La Libre Belgique, 30 août 2002, par Marie-France Renard

 Les femmes et la création, portraits

Une étonnante évocation de corps à corps, recomposés dans le rêve et le fantasme.

Cristina Comencini est une merveilleuse romancière. Comme ses livres précédents – Les Pages arrachées (1995), Passion de famille (1997) ou Sœurs (1999) –, Matriochka déploie un même talent d’écriture au service d’une étude précise et subtile de la complexité des destins.

Deux femmes s’affrontent, se jaugent, se cherchent : Antonia, sculpteur célèbre, que l’âge a figée dans un corps énorme, monumental, et qui se sait condamnée par une maladie incurable ; Chiara, une jeune romancière qui doute de son talent et se replie, frustrée, sur l’écriture de biographies. La première fait appel aux services de la seconde. Entre ces femmes s’instaure, au fil des conversations, une relation intense, ambivalente ; et leurs passés, revisités, entrent en étrange correspondance.

Le travail d’écriture de Chiara l’entraîne dans une espèce d’enquête qui va lui permettre de prendre conscience des différentes images de femmes qui la constituent, et de découvrir les non-dits de sa petite enfance. Quant à la parole d’Antonia, elle ressuscitera, au seuil de la mort, les étapes antérieures de sa personnalité transgressive, hors du commun, modelée par l’art. Matriochka : emboîtement de poupées russes, vies gigognes, entrelacs infinis d’existences. Comme le dit Chiara, « chaque histoire en engendre d’autres, de la plus petite à la plus grande, et le monde n’est que leur immense et infini contenant ».

Si les figures masculines – pères, frères, époux, amants – sont scrutées et remémorées dans l’urgence de la passion, ce sont, toutefois, sans conteste, les relations mère-fille qui l’emportent dans la précision et l’âpreté de l’analyse.
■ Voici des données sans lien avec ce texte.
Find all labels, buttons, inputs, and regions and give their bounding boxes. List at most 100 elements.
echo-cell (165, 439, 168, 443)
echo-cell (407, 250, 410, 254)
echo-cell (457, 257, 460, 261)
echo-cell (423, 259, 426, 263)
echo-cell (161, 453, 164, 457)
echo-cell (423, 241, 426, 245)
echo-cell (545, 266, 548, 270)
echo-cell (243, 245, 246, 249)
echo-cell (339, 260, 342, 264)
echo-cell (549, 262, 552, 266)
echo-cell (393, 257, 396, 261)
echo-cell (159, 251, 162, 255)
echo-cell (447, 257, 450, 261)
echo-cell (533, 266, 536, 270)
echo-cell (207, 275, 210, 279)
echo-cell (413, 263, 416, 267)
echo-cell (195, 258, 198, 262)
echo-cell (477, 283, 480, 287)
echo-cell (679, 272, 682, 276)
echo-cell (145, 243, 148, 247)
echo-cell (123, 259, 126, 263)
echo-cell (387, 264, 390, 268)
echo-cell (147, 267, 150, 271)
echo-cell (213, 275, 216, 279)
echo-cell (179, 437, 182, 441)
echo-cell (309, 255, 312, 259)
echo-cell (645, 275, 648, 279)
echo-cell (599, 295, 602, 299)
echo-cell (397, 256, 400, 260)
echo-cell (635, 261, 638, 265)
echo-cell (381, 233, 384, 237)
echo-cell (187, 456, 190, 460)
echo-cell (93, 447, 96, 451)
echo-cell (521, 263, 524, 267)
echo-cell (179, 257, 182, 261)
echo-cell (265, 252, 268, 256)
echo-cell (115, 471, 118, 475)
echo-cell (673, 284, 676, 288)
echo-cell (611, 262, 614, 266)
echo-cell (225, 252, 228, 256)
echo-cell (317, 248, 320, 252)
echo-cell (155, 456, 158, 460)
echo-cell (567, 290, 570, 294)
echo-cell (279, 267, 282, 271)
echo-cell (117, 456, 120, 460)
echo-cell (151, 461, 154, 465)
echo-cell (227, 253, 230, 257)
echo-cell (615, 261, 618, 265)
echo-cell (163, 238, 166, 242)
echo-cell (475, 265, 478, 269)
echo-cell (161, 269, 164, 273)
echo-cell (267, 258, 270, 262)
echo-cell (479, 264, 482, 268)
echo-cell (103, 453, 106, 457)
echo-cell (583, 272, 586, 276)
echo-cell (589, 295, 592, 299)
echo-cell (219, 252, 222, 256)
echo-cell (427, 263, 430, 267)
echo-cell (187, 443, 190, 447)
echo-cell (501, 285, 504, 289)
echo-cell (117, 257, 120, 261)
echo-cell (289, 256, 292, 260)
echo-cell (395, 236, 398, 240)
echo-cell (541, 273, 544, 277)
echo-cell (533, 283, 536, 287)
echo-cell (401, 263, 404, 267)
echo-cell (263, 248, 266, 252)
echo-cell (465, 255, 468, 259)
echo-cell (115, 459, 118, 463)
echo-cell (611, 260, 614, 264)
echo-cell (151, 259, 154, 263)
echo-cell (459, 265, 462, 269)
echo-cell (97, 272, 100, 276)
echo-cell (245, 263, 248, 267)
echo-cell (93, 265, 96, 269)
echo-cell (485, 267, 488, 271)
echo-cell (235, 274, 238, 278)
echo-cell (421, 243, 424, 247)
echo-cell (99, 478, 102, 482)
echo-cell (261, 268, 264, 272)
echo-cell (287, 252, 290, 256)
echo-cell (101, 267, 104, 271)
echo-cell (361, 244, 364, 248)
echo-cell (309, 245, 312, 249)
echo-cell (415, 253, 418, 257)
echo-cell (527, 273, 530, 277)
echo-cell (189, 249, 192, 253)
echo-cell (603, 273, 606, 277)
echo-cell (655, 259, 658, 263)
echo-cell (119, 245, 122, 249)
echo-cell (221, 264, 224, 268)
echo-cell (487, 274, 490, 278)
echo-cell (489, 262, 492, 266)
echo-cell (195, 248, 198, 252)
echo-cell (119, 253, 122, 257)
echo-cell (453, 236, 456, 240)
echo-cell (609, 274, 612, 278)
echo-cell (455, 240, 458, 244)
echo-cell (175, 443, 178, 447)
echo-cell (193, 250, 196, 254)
Celles-ci se déclinent d’ailleurs en de multiples variantes : la mère absente, la mère parfaite, la mère indifférente, avec, comme chevillée à ces divers états, une interrogation serrée sur ce qu’est la création au féminin.

Cristina Comencini nous propose ainsi une étonnante évocation de corps à corps, sculptés dans le bronze, recomposés (ou décomposés) dans le rêve et le fantasme, et sa réflexion sur les enjeux de l’art dans la vie (musique, sculpture, écriture) déploie les infinies possibilités de l’existence. Une écriture sobre et efficace, qui vise à l’essentiel, en ménageant ses effets. Passionnant comme un thriller. Mieux, peut-être.